Valor Econômico
Na avaliação de um ministro, sanção não foi o desfecho de uma escalada de ameaças contra a soberania brasileira mas o começo
A manifestação de duas senadoras democratas, Jeanne Shaheen, de New Hampshire, e Elizabeth Warren, de Massachusetts, sinalizou, a integrantes do primeiro escalão do governo, não apenas o alcance pretendido por Trump como a chance de uma ação do Brasil vir a ter apoio da oposição americana.

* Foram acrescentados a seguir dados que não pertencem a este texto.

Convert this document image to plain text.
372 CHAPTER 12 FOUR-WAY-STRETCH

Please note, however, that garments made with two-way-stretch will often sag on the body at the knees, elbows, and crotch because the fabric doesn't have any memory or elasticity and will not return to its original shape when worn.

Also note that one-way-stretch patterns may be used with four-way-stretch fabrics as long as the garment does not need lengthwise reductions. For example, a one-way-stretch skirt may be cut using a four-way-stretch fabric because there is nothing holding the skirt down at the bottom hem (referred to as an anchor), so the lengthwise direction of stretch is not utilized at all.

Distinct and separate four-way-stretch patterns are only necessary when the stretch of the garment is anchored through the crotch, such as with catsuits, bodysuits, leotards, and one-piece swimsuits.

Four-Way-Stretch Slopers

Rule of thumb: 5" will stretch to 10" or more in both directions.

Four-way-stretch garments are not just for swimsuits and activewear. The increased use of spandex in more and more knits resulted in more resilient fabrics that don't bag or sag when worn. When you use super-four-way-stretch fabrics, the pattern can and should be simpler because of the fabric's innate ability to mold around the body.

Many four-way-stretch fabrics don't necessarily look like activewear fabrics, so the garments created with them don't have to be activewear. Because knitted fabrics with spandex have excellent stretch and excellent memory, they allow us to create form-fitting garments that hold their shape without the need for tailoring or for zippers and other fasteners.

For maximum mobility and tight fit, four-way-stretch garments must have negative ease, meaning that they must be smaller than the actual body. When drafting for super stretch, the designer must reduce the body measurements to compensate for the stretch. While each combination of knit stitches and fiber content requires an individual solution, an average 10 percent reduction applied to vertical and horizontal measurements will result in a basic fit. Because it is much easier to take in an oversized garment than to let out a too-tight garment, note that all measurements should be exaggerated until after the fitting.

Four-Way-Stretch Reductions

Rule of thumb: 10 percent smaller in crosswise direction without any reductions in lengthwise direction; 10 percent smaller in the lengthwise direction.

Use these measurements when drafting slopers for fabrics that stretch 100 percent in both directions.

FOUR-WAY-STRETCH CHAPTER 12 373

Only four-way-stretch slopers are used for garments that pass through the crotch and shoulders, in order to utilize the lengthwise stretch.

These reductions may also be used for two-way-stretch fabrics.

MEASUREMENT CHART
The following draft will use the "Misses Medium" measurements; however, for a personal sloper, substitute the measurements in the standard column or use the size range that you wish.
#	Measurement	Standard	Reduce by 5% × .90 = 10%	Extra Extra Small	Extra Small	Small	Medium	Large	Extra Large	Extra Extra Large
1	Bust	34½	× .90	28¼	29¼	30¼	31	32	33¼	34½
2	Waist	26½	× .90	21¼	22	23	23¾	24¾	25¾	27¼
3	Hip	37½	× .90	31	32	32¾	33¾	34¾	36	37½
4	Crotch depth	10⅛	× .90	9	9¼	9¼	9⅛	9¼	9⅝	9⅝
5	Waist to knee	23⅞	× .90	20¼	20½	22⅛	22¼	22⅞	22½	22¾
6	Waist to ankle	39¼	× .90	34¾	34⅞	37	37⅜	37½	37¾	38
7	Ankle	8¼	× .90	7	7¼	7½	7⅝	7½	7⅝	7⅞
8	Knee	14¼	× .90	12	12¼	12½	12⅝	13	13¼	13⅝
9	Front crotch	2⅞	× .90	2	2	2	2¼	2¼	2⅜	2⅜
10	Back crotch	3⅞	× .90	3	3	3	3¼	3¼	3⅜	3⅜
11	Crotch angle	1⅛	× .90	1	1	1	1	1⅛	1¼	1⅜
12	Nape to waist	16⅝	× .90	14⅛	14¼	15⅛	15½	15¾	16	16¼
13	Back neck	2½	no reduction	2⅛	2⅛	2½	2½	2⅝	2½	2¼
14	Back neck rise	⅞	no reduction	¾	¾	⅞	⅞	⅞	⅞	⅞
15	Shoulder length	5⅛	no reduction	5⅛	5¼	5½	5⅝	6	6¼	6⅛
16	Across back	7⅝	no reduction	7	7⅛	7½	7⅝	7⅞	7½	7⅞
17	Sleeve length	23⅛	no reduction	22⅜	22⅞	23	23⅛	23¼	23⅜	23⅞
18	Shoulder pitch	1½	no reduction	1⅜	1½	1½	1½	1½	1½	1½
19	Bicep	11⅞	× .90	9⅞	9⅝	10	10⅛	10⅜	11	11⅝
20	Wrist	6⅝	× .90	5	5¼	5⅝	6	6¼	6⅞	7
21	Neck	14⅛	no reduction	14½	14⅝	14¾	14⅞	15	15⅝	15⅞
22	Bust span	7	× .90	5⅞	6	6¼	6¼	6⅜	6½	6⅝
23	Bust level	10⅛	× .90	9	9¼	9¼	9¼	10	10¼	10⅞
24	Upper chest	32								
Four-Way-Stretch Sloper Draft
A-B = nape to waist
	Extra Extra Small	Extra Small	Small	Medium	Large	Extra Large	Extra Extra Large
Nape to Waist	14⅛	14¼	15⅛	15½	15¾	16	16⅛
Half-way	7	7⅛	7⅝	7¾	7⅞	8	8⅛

Nesta nota, as senadoras classificam de “absurda” a sanção contra Moraes por meio da Lei Magnitsky, por desvirtuar finalidade de coibir “abusos sérios aos direitos humanos” ao redor do mundo.
“Isso não é apenas um abuso limítrofe de um
instrumento de política externa americana: é alvejar um ministro do Supremo
Tribunal Federal que está conduzindo o julgamento de um ex-presidente acusado
de planejar um golpe contra os resultados de uma eleição democrática no
Brasil”, diz a nota, que relaciona a sanção ao tarifaço contra produtos
essenciais aos EUA.
“Como se insurgir contra um sistema judicial independente na
quarta maior democracia do mundo pode fazer a América mais segura, forte e mais
próspera?”, prosseguem as senadoras antes de concluírem: “Este é mais um
exemplo de que o presidente Trump prioriza os interesses políticos de seus
aliados contra os interesses do povo americano”.

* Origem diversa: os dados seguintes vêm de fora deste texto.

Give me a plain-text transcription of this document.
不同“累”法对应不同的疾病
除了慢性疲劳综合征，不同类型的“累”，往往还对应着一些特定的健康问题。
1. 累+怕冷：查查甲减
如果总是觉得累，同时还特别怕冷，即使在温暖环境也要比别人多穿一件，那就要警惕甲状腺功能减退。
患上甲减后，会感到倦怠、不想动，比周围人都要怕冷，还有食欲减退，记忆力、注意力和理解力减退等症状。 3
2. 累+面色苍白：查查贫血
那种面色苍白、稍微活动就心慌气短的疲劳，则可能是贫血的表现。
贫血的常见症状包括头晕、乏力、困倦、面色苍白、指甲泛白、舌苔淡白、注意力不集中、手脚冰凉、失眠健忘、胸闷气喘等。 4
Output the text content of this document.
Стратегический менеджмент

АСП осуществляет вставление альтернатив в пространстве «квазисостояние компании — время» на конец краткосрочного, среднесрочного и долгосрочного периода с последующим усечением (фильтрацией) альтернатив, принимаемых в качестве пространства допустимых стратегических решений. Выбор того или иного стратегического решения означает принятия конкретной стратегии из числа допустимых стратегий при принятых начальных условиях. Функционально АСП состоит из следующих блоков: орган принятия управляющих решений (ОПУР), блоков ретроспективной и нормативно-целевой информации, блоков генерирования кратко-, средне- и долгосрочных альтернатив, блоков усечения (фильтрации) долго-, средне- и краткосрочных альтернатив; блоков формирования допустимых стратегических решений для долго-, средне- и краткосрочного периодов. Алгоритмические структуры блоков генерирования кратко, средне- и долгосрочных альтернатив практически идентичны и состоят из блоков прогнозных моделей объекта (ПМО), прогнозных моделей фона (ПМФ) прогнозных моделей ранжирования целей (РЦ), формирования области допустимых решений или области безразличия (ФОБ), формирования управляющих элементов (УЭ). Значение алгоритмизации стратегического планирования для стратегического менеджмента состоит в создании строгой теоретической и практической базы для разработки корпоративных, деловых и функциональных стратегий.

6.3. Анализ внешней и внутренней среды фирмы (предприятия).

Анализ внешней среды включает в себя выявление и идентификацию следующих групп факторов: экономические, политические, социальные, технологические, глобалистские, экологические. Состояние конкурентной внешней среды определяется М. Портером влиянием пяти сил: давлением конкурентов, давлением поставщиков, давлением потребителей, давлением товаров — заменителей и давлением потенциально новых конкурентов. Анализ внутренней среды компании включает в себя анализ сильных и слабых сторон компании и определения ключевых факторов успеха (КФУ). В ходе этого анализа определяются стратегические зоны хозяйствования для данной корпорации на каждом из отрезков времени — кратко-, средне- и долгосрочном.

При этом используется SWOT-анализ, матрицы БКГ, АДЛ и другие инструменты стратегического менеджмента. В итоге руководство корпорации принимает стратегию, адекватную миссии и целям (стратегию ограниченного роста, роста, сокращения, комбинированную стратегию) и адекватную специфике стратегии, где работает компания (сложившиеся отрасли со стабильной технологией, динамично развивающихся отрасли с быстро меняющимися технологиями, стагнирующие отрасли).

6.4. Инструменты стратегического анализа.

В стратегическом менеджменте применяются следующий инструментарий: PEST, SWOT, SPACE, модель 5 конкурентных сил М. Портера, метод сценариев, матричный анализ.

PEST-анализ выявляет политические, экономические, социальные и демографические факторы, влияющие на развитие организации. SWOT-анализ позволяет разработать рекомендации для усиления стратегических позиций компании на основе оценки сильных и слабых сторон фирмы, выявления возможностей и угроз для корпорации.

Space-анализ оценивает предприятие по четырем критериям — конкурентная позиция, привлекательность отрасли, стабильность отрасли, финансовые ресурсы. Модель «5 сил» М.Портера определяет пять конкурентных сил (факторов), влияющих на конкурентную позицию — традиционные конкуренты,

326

Se a manifestação sinaliza para o apoio político da oposição
americana a uma atuação do governo brasileiro em defesa de Alexandre de Moraes,
ainda não se sabe que caminhos serão seguidos. As possibilidades, que começaram
a ser discutidas no jantar oferecido na noite de quinta-feira pelo presidente
Luiz Inácio Lula da Silva aos ministros do Supremo Tribunal Federal, com as
presenças do advogado-geral da União, Jorge Messias, e do ministro da Justiça,
Ricardo Lewandowski, serão delineadas a partir da avaliação de Moraes sobre o
caminho preferencial a ser seguido.
Não há um único. O procurador da República Vladimir Aras, um dos
maiores conhecedores da Lei Magnitsky, no Brasil, vê nas sanções aplicadas
contra procuradores e juízes do Tribunal Penal Internacional (TPI) os
precedentes que mais se assemelham ao caso Moraes. A ex-procuradora do TPI,
Fatou Bensouda, sancionada pela Magnitsky no primeiro governo Trump só foi
excluída da sanção pelo sucessor, Joe Biden.
Há outros casos, também relacionados ao TPI, em que dois
especialistas americanos em direitos humanos foram impedidos de se comunicar
com outro procurador do tribunal sancionado Karim Khan. Recorreram à justiça
federal do Estado de Maine com base na Primeira Emenda à Constituição dos EUA,
ou seja, como uma ofensa à liberdade de expressão. Ambos os casos trazem Trump
usando uma lei aprovada para sancionar violadores de direitos humanos contra
profissionais incumbidos de defendê-los frente às violações perpetradas em Gaza
pelo primeiro-ministro israelense, Benjamin Netanyahu.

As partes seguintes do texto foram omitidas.